Other small improvements include the frame's shrunken size making it easier on hands in general and the smaller screen bringing handheld representations of Switch games into clearer, crisper focus. We haven't experienced any slowdowns in frame rates or trouble rendering titles, but it's also worth noting that the Nintendo Switch base model also sees a reduction in visual quality when in handheld mode rather than docked, so expectations should be that the Switch Lite will have about the same representation as a handheld base model.
Make no mistake - the Nintendo Switch Lite is by no means an outright replacement for the Nintendo Switch base model.

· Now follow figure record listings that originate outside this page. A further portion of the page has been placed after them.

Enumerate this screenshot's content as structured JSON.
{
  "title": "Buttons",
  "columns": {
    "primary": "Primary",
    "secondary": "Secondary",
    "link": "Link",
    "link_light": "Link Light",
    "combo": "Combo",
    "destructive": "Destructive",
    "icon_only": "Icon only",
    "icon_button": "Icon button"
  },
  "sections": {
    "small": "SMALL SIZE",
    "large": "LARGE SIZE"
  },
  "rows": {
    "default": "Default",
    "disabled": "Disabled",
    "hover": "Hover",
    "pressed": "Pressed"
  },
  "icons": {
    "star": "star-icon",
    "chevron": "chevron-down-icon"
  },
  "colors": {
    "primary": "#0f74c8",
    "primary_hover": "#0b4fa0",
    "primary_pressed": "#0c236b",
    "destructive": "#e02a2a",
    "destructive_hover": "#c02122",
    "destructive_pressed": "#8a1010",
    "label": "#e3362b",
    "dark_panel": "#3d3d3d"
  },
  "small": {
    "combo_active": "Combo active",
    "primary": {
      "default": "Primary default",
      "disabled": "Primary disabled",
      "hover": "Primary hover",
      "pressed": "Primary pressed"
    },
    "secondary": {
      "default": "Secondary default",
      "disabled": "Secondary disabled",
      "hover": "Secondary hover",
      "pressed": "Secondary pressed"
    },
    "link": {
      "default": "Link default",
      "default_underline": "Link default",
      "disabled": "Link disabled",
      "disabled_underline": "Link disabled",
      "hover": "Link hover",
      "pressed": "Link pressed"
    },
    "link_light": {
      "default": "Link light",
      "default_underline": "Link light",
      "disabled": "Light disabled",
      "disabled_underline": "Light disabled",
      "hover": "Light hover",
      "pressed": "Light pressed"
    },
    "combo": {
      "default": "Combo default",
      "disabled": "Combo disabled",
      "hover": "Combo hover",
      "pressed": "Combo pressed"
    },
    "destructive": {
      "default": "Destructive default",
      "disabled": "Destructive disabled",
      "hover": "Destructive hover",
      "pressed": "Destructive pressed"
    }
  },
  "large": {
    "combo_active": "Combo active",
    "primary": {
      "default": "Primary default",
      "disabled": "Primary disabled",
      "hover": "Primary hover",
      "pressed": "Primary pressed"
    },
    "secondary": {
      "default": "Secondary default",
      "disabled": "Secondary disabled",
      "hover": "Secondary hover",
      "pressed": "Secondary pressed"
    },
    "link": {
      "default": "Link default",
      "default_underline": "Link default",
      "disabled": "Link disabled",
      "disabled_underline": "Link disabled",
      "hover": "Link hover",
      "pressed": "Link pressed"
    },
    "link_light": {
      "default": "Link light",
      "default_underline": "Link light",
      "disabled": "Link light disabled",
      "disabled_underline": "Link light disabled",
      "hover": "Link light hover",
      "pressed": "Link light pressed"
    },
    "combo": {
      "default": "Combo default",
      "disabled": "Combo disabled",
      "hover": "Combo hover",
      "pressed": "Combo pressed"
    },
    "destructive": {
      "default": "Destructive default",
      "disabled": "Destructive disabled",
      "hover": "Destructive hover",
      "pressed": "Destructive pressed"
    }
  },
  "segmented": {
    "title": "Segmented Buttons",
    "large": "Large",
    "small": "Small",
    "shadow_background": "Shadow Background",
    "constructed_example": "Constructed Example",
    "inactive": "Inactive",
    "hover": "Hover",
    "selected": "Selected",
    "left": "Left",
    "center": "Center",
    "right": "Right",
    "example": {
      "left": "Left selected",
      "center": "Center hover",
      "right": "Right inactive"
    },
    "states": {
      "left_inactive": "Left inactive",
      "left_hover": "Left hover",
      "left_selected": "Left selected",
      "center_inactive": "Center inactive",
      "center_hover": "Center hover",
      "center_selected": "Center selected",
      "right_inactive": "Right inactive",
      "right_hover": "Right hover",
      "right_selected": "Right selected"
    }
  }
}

The functionality the latter delivers is still massively appealing, and will ultimately make it a better fit for a lot of consumers. With that said, though, the Nintendo Switch Lite now has a clear audience: anyone who wants the best handheld gaming experience of this generation. It's frankly incredible that Nintendo has managed to put together a system that so wholly fulfills every handheld gaming need we could think of while somehow improving both the Switch design and battery life. And that d-pad. Oh, that d-pad. For anyone who wants a dedicated handheld - or for those who want a second Switch in their household - the Nintendo Switch Lite is about as close to perfect as it gets.
The Nintendo Switch Lite is available now for $199 USD. Screen Rant was provided with a Switch Lite device for the purposes of this review.